Disfungsi urinaria: Sama halnya dengan disfungsi seksual, menghindari terjadinya disfungsi
urinaria di ruang operasi adalah cara yang terbaik.
Cedera ureter: Menghindari komplikasi ini dengan tetap menyadari anatomi ureter
merupakan yang terpenting. Ketika cedera terjadi, menyadari hal ini pada saat operasi jelas
10
yang terbaik. Lokasi terjadinya cedera pada ureter menentukan perbaikan yang akan
dilakukan.
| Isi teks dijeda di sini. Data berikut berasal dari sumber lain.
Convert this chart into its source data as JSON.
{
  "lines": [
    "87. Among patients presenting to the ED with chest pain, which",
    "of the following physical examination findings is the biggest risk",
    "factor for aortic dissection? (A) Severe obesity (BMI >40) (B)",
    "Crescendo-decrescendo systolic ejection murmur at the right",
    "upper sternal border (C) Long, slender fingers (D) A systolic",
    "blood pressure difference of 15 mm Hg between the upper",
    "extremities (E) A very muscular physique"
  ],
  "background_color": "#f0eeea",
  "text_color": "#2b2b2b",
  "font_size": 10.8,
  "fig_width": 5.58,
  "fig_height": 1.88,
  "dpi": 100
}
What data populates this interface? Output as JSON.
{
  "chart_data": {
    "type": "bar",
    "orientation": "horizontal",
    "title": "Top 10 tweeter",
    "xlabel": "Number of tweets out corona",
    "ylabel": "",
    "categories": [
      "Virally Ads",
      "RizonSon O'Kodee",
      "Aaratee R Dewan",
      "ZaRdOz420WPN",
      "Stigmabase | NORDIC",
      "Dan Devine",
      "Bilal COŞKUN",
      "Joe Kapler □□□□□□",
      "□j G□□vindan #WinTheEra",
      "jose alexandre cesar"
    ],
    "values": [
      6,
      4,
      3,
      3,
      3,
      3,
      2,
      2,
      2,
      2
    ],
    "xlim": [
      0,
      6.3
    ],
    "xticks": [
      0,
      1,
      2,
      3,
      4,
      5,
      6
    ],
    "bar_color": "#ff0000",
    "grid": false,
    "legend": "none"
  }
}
Konsultasi dengan ahli urologi adalah bijaksana.
Perdarahan presacral: Dalam beberapa kasus, perdarahan presacral telah dilaporkan
berlanjut ke kematian. Jelas, menghindari kejadian ini adalah cara terbaik untuk menangani
komplikasi ini. Jika hal ini terjadi di tengah-tengah prosedur, kauter atau penekanan
umumnya tidak menghentikan pendarahan presacral dari pembuluh darah pelvis. Metode
yang biasa dilakukan untuk menghentikan pendarahan adalah dengan paku payung. Suatu
tampon otot juga merupakan cara cerdas untuk mengkauterisasi pendarahan. Ambil sedikit
otot rektus, terapkan ke lokasi perdarahan, dan kauter otot tersebut pada pengaturan koagulasi
tinggi.
Hasil dan Prognosis
Dalam pengaturan akut, sebagian besar proktitis memiliki hasil klinis dan prognosis yang
baik. Terutama jika proktitis infeksius diobati dengan tepat, cenderung tidak terjadi rekurensi.
Untuk penyakit yang lebih kronis, seperti IBD, hasil dan prognosis bervariasi. Jelas, pada
proktitis dan kolitis ulseratif yang diobati dengan obat-obatan, sekitar 40-70% kasus tidak
memerlukan pembedahan. Jika operasi proktokolektomi dilakukan, pasien sembuh dari
penyakit.
Penyakit Crohn adalah cerita lain. Karena dapat terjadi pada semua bagian dari traktus
gastrointestinal bahkan setelah proktektomi, rekurensi penyakit Crohn berkisar dari 45%
hingga 90%.
Proktitis diversi umumnya memiliki hasil klinis dan prognosis yang baik setelah diversi
dibalik.
Hasil dan prognosis proktitis radiasi bervariasi tergantung pada tingkat keparahan proktitis.
Hasil berkisar dari membutuhkan perawatan medis dalam bentuk enema hingga pembedahan.
Tingkat komplikasi untuk penanganan bedah dilaporkan setinggi 75%.